A 21st century issue: the irony of technologies of abundance in the hands of those still thinking in terms of scarcity.
real engineers build things that can kill people if they do things wrong. they have all the same pressures from management, but they still (theoretically) have standards, and licensing bodies, and like, rules and stuff.
This is part of the current problem. Software Engineers are writing lots of things that can kill you and we don't have any licensing body or laws requiring a PE to make specific applications. It generally means we can't be held responsible, but that cuts both ways. If we're working on a serious application we have nothing to hold back from management if we know the design doesn't pass muster. A PE must attach his signature to his work to approve it so a PE has leverage in the ability to refuse to do so unless the work meets his professional standards. As software engineers they can just take our work any day of the week and throw it into a production system and if we don't like it we can GTFO. So to sum up, we have the same pressures, the same dangers and moral responsibilities, with none of the leverage over management or our peers to enforce professional standards.

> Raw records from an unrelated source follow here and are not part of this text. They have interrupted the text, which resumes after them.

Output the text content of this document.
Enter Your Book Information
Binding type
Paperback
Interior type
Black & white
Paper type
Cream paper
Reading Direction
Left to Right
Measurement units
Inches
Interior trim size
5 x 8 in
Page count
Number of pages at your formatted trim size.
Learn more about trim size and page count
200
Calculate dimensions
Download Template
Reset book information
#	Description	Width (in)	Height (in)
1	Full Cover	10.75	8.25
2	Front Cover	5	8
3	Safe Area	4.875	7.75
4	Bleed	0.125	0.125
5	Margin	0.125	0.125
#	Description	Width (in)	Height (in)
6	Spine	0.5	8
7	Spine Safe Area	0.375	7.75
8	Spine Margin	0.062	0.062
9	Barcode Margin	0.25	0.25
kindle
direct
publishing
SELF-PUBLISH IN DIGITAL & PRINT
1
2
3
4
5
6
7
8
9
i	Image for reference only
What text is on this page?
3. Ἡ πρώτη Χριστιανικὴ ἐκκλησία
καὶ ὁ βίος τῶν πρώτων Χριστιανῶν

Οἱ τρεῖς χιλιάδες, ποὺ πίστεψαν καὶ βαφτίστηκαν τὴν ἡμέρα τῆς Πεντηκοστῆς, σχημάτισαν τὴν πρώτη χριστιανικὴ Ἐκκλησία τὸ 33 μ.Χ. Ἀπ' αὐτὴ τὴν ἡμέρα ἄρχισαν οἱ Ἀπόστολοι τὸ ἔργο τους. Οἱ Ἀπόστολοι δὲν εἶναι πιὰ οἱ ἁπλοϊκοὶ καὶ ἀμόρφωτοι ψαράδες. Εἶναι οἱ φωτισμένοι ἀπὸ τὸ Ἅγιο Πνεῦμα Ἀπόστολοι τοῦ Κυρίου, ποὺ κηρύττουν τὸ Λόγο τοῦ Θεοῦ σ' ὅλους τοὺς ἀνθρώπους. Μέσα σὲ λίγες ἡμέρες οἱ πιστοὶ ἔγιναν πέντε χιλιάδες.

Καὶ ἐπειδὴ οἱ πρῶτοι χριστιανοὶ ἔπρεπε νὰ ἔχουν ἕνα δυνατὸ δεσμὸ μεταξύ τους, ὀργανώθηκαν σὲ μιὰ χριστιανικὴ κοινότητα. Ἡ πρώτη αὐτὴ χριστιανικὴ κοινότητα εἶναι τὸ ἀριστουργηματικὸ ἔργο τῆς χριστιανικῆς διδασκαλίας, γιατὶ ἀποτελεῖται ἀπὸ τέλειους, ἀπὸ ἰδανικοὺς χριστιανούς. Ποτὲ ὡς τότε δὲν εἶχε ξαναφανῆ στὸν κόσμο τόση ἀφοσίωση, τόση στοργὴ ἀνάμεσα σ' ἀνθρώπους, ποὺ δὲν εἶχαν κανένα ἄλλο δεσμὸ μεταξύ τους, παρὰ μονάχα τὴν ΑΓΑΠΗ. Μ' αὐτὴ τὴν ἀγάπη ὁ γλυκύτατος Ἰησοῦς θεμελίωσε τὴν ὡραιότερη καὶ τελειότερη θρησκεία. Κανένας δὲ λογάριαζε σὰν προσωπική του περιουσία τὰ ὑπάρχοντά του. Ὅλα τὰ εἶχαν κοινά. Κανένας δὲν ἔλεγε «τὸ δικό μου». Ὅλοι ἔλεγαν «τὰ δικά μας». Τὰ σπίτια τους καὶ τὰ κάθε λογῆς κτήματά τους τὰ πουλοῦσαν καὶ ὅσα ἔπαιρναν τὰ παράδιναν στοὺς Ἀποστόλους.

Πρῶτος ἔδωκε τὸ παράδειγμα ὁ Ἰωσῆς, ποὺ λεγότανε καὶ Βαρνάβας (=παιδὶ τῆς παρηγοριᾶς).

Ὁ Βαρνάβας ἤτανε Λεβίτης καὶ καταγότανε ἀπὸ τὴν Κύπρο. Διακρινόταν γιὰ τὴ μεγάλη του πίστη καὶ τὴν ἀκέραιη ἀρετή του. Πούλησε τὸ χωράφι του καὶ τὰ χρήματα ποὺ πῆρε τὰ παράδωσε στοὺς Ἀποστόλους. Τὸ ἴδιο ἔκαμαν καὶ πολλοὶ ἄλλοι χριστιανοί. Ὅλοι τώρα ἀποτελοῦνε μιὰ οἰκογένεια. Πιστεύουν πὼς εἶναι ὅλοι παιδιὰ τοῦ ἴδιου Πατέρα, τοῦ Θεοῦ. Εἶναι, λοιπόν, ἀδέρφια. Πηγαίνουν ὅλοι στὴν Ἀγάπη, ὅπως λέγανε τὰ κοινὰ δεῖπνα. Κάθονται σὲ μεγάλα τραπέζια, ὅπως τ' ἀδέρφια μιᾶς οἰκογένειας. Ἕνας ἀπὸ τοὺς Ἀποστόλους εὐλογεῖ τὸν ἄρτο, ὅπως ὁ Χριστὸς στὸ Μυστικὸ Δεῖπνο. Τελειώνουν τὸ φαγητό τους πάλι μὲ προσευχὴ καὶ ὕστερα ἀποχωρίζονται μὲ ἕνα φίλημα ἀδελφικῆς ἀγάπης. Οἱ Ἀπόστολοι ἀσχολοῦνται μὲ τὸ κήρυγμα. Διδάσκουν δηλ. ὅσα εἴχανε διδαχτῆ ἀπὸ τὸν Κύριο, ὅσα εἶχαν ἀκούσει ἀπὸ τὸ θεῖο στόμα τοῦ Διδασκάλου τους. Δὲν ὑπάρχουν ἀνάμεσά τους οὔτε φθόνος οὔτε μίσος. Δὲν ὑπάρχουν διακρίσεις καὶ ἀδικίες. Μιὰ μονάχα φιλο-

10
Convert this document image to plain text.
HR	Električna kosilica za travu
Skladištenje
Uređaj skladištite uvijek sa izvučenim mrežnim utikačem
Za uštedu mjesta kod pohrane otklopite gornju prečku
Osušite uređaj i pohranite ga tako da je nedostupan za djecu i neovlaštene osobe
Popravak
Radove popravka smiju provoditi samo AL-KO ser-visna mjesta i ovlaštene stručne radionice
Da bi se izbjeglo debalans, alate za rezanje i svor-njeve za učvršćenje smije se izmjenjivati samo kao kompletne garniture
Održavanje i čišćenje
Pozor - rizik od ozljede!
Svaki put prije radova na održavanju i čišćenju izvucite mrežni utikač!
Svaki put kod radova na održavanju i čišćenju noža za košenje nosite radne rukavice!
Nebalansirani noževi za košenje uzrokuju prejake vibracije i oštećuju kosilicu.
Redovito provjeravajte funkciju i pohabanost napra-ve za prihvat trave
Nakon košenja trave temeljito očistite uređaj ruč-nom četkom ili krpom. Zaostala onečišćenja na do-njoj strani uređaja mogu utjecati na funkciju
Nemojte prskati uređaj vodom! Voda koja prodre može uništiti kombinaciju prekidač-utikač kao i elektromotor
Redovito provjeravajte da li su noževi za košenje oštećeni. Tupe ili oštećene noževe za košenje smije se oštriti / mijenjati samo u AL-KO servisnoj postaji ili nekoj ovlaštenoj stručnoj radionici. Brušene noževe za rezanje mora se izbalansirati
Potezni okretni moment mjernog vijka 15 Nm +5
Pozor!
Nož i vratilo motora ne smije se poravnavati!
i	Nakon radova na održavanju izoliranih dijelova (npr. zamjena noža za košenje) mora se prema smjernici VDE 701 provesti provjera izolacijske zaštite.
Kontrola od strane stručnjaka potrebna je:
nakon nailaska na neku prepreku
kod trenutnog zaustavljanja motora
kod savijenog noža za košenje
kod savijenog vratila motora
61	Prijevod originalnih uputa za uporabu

a broken word document does not. If your software runs a device that people's lives depend on, then existing negligence laws cover the device just fine (e.g. pacemakers and whatnot).
Software Liability is just the big companies trying to take control. Nothing else (well, there's a healthy dose of fearful stupidity there, but those people are silly, so I don't count 'em).
Hi! I make Firefox Plug-ins. Check 'em out @ https://addons.mozilla.org/en-US/firefox/addon/youtube-mp3-podcaster/
In that particular industry, they are held accountable. This is why the software for aviation is so heavily tested and costs many times what commercial software costs.
APK likes to ask for responses to the same things over and over. Maybe he just likes the responses?